The peer-to-peer car-renting marketplace has benefited from cooped-up consumers eager to hit the road. Photo: Jason Henry for The Wall Stre
When the pandemic hit, the chief executive of car-renting startup Turo Inc. thought back to how slowly he had responded to the dot-com bust. It didn’t end well for his startup at the time.
This time, Andre Haddad decided to be more aggressive. At the end of March, Mr. Haddad laid off a third of his 330-person workforce. The next month, he cut spending on marketing to zero, where it would stay for the entire second quarter. He studied every expense to try to find savings and shore up three years of cash.
Turo’s financial turnaround suggests the moves are working. The peer-to-peer car-renting marketplace reported its first-ever profitable quarter this year, according to results shared with The Wall Street Journal, and Mr. Haddad forecasts achieving full-year profitability in 2022, before adjusting for interest and taxes.
Mr. Haddad plans to publicly list shares of Turo this year, buoyed by the company’s success and following the strong performance of many tech initial public offerings in 2020. He is undecided whether he will pursue a traditional IPO and is open to alternatives, such as going public through a merger with a blank-check corporation.
Turo is a website where private car owners rent their vehicles by the day, week or month, including luxury rides like Lamborghinis. The car-renting marketplace joins Airbnb Inc. in a category of startups that looked precarious at the start of the pandemic but have since benefited from an unexpected shift in consumer behavior during widespread lockdown orders.
In Turo’s case, people swapped air travel for local excursions, and needed cars. People took hiatuses from cities to work remotely, and rented a car for their new locale. Some customers with extra cash after months cooped up indoors have rented sports cars or Teslas for joy rides. Turo keeps a variable cut of the rental revenue, depending on insurance costs, and charges a separate booking fee.
“The platform model is a lot more nimble and flexible,” said Arun Sundararajan, a New York University professor and author of a book on the sharing economy. Because marketplaces like Turo don’t own assets, as hotels or traditional car-rental companies do, they “are much less likely to go into financial distress,” he said. Hertz Global Holdings Inc., one of the country’s largest car-rental companies, filed for bankruptcy protection in May.
Turo said it expects to finish 2020 with $153 million in revenue, a record for the 10-year-old San Francisco-based company. It also sees revenue for the second half of the year at $92.3 million, up 7% from the year-earlier period. The increase reflects slower growth than in recent years, when revenue climbed more than 60%, but any gain is notable amid the pandemic.
The company also said it cut its losses, before adjusting for interest and taxes, to $7.2 million in the second half of 2020 from $46.9 million a year earlier.
Mr. Haddad, 49 years old, was chief operating officer of European internet auction marketplace iBazar SA when the tech market collapsed in 2000. He said he was indecisive and hesitated in his response to the crisis, and sold iBazar at a steep discount to eBay Inc. in early 2001.
“We did not manage that crisis very well, so that experience stayed with me,” Mr. Haddad said.

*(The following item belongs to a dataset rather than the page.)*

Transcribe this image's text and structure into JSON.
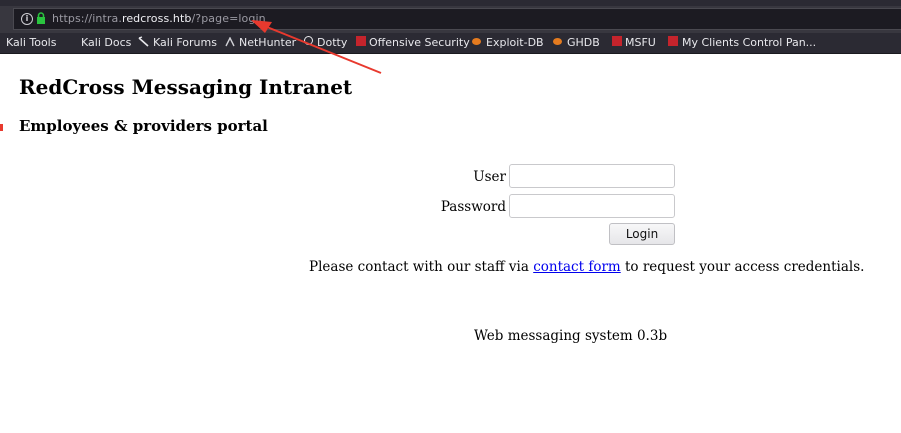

What was good for Turo also has been good for its main U.S. rival, private car-renting marketplace Getaround. By late summer, Getaround’s revenue had more than doubled from before the pandemic, said the company’s deputy general counsel, Andrew Byrnes.
Turo and Getaround are, so far, exceptions in a volatile industry. General Motors Co. ’s car-sharing service Maven and Daimler AG and BMW’s car-sharing venture Car2Go have closed in the past year, among other failures.
Madeline Brozen, who studies public policy and transportation at the University of California, Los Angeles, said the arrival of ride-hailing giants Lyft Inc. and Uber Technologies Inc. depressed the market of would-be car-sharing customers, and a trend toward more private vehicle ownership has challenged car-sharing businesses. Consumers flocked to used-car lots and auto makers reported record profits during the pandemic, suggesting that disadvantageous trend will continue.
“We have not actually moved the needle in terms of reducing individual car ownership, and it is that which will drive these car-sharing models,” Ms. Brozen said.
Turo also has had setbacks in battles with regulators and airports over fees and permitting. And consumer behavior will change again, post-pandemic. Once people resume air travel in bigger numbers, they may be more inclined to use traditional rental car outlets at airports, where Turo has less of a presence.
SHARE YOUR THOUGHTS
What’s your reaction to the moves Turo made to keep the business running? Join the conversation below.
Both Turo and Getaround have been assisted through the pandemic by taxpayer money. Turo received about a $6 million loan, and Getaround got $6.9 million from the government’s small business pandemic-aid program.
Mr. Haddad said the money from the Paycheck Protection Program allowed him to hire back about half of the 110 people he laid off and reverse the roughly 25% pay cut he gave all employees, including himself. Getaround’s Mr. Byrnes said the loan enabled the company to save jobs.
“Ethically it felt right to us to add the PPP to our arsenal of all of the measures that we were taking,” Mr. Haddad said.